The government will not extend its programme with the International Monetary Fund (IMF) beyond next year, President Nana Addo Dankwa Akufo-        Addo has stated emphatically.

In what is expected to end the protracted uncertainties about the government’s position on the IMF after it ends in 2018, he said: “My government’s last budget statement under the IMF will be the 2018 budget and will be presented to the Parliament of Ghana in October this year.”

Surrounded by his ministers and other senior members of his government, as well as some party big wigs, President Akufo-Addo cleared the air when he answered questions from a section of the media at the seat of government, Flagstaff House in Accra yesterday.

“We will complete the IMF programme in the last budget statement and we are committed to that decision,” he said, adding that the government was determined to reduce its over-reliance on external donors to support the country’s budget.

He said the country had reached a stage where it had to confront its future by putting in place the right policies to generate revenue to spend on its needs.

President Akufo-Addo said the government was determined to lead the way to enable the country to grow, saying: “We will work to grow ourselves and depend less on external sources.”

He admitted there had been a lot of commentaries on the government’s position but expressed the hope that his statement would end the debate and uncertainty surrounding the government and the IMF programme.

IMF bailout

The IMF approved Ghana’s request for a bailout programme to help stabilise the country’s economy in the first week of April 2015. Ghana, under the programme which received a lot of backlash from the ruling party, then in opposition, was expected to get $918 million spread over three years following the board's approval.

The release of the funds under the programme is underpinned by strengthened fiscal consolidation efforts that hinged on prudent public expenditure management, enhanced domestic revenue mobilisation, public sector reforms, with particular emphasis on staff rationalisation in the public service and better controlling the wage bill.
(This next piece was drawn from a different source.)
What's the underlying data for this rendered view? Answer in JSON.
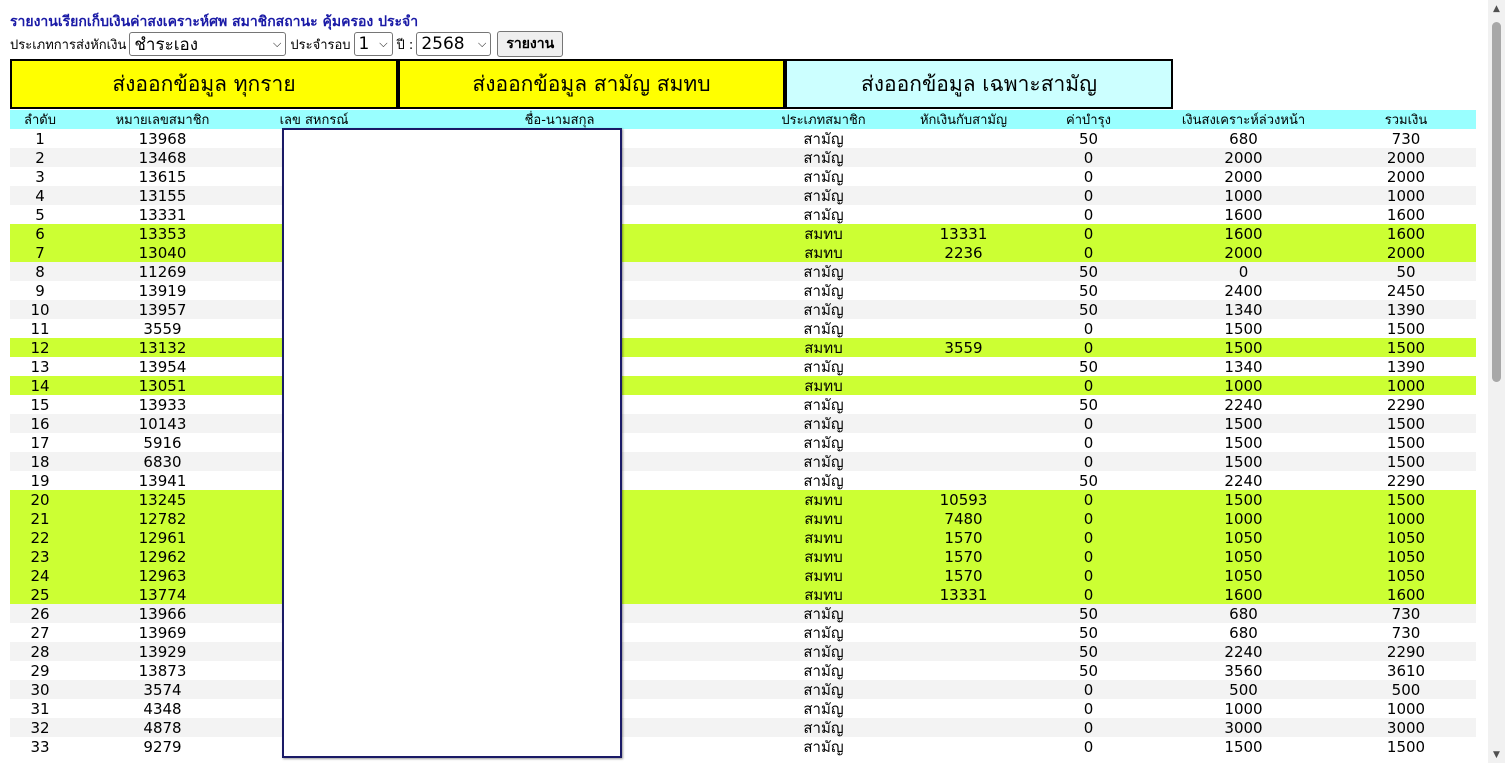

The IMF is expected to extend Ghana’s three-year programme with the fund after some targets under the bailout deal were missed by the previous governmen,t but the present government is optimistic of weaning the country off the programme by the end of 2018.

The IMF programme was originally expected to end in April 2018 but has now been extended to December 2018.

In 2016, Ghana’s overall fiscal deficit (on a cash basis) deteriorated to an estimated nine per cent of gross domesticproduct (GDP), instead of declining to 5¼ per cent of GDP as envisaged under the IMF-supported programme. The large deviation was mainly due to poor oil and non-oil revenue performance and large expenditure overruns.

It is, however, expected that with the new oil streams from Sankofa and TEN fields, revenue from oil will be slightly better than the previous years in spite of the low prices of the commodity on the international market.

The IMF programme is said to provide market support and confidence to a country that does not intend to give investors wrong signals.